Correlation Between Muon $g-2$ and $\mu\rightarrow{e}{\gamma}$

TL;DR

This paper examines the tension between explaining the muon g-2 anomaly and the constraints from the mu to e gamma decay, proposing mechanisms to reconcile these conflicting observations within new physics models.

Contribution

It summarizes one-loop contributions to muon g-2 and introduces two general methods, GIM mechanism and non-universal couplings, to resolve the conflict with mu to e gamma constraints.

Findings

GIM mechanism can suppress mu to e gamma decay

Non-universal couplings can reconcile g-2 with decay constraints

Scalar leptoquark model illustrates non-universal coupling approach

Abstract

While the muon $g-2$ anomaly can be successfully explained by some new physics models, most of them are severely constrained by the $\mu \to e \gamma$ bound.
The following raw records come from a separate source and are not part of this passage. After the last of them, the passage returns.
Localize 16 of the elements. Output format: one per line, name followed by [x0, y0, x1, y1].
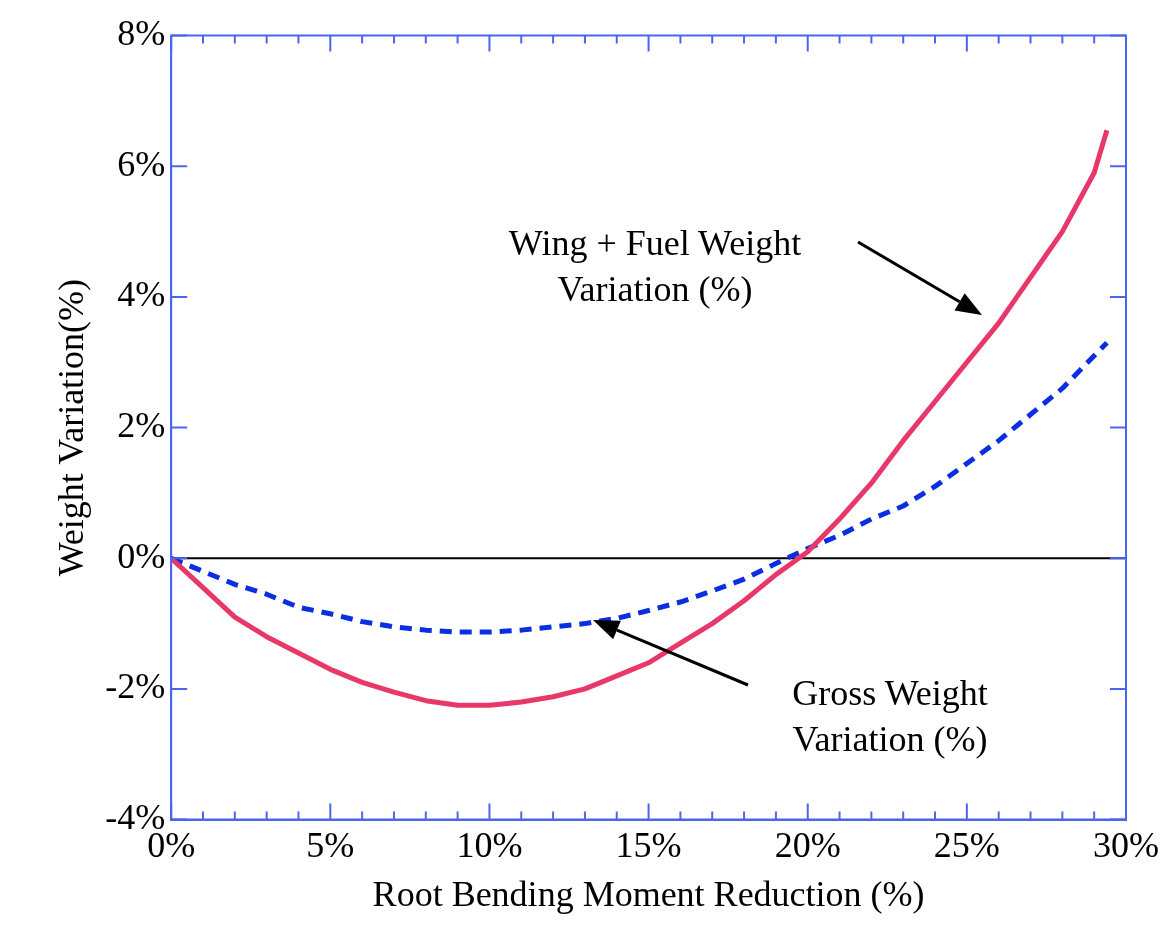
y-tick-label: 8% — [117, 13, 166, 54]
x-tick-label: 20% — [774, 824, 841, 865]
y-tick-label: -2% — [105, 666, 166, 707]
y-tick-label: 0% — [117, 535, 166, 576]
annotation: Wing + Fuel Weight Variation (%) — [507, 222, 803, 311]
annotation: Gross Weight Variation (%) — [791, 672, 989, 761]
x-tick-label: 30% — [1093, 824, 1159, 865]
x-tick-label: 15% — [615, 824, 682, 865]
y-tick-label: 4% — [117, 274, 166, 315]
y-tick-label: 6% — [117, 143, 166, 184]
y-axis-title: Weight Variation(%) — [51, 278, 92, 577]
x-tick-label: 25% — [933, 824, 1000, 865]
x-axis-title: Root Bending Moment Reduction (%) — [372, 873, 925, 914]
x-tick-label: 5% — [306, 824, 355, 865]
y-tick-label: 2% — [117, 405, 166, 446]
x-tick-label: 10% — [456, 824, 523, 865]
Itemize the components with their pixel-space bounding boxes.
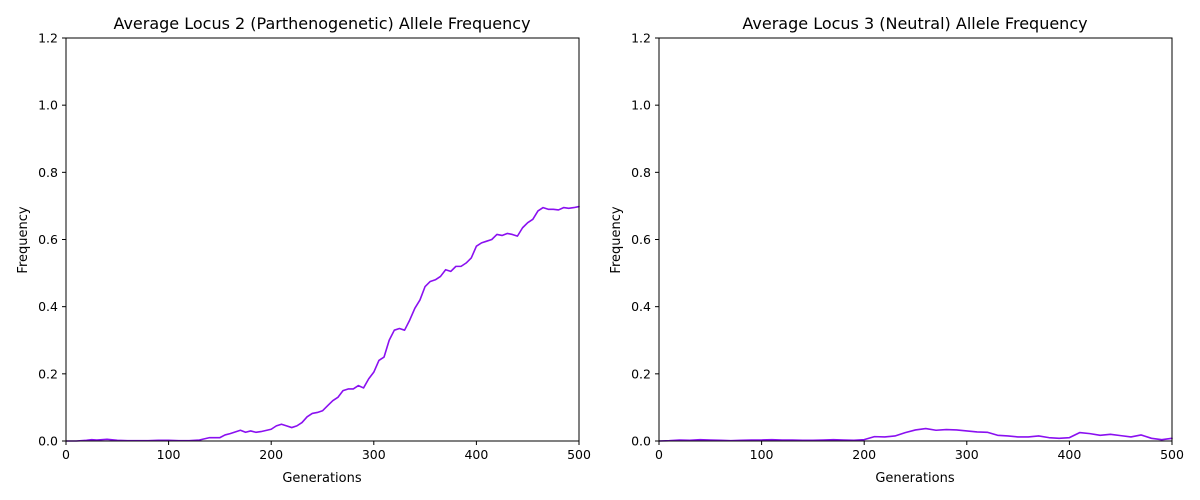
y-tick-label: 0.8 [631, 165, 651, 180]
x-tick-label: 200 [259, 447, 283, 462]
y-tick-label: 0.0 [631, 434, 651, 449]
x-tick-label: 0 [62, 447, 70, 462]
axes-frame [65, 37, 580, 442]
x-tick-label: 500 [567, 447, 591, 462]
y-tick-label: 1.2 [38, 31, 58, 46]
y-tick-label: 1.0 [631, 98, 651, 113]
x-tick-label: 0 [655, 447, 663, 462]
chart-title: Average Locus 3 (Neutral) Allele Frequen… [742, 14, 1087, 33]
plot-area [658, 427, 1173, 442]
y-tick-label: 0.6 [631, 232, 651, 247]
series-line [658, 427, 1173, 442]
y-tick-label: 1.0 [38, 98, 58, 113]
chart-title: Average Locus 2 (Parthenogenetic) Allele… [113, 14, 530, 33]
chart-locus-3: Average Locus 3 (Neutral) Allele Frequen… [609, 14, 1184, 486]
x-tick-label: 300 [362, 447, 386, 462]
y-tick-label: 0.4 [38, 299, 58, 314]
y-tick-label: 0.4 [631, 299, 651, 314]
x-tick-label: 100 [750, 447, 774, 462]
y-axis: 0.0 0.2 0.4 0.6 0.8 1.0 1.2 [38, 31, 66, 449]
y-tick-label: 0.2 [631, 366, 651, 381]
x-axis-label: Generations [875, 471, 955, 486]
y-axis-label: Frequency [16, 206, 31, 273]
y-axis-label: Frequency [609, 206, 624, 273]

This tension is more transparent from the effective field theory perspective, in which the two phenomena are encoded in two very similar operators. However, with the ${\cal O}(1)$ Wilson coefficients, the current upper bound on $\mu \to e \gamma$ indicates a new-physics cutoff scale five orders smaller than that needed to eliminate the $(g-2)_\mu$ anomaly. By summarizing all the formulae from the one-loop contributions to the muon $g-2$ with the internal-particle spin not larger than 1, we point out two general methods to reconcile the conflict between the muon $g-2$ and $\mu \to e \gamma$: the GIM mechanism and the non-universal couplings. For the latter method, we use a simple scalar leptoquark model as an illustration.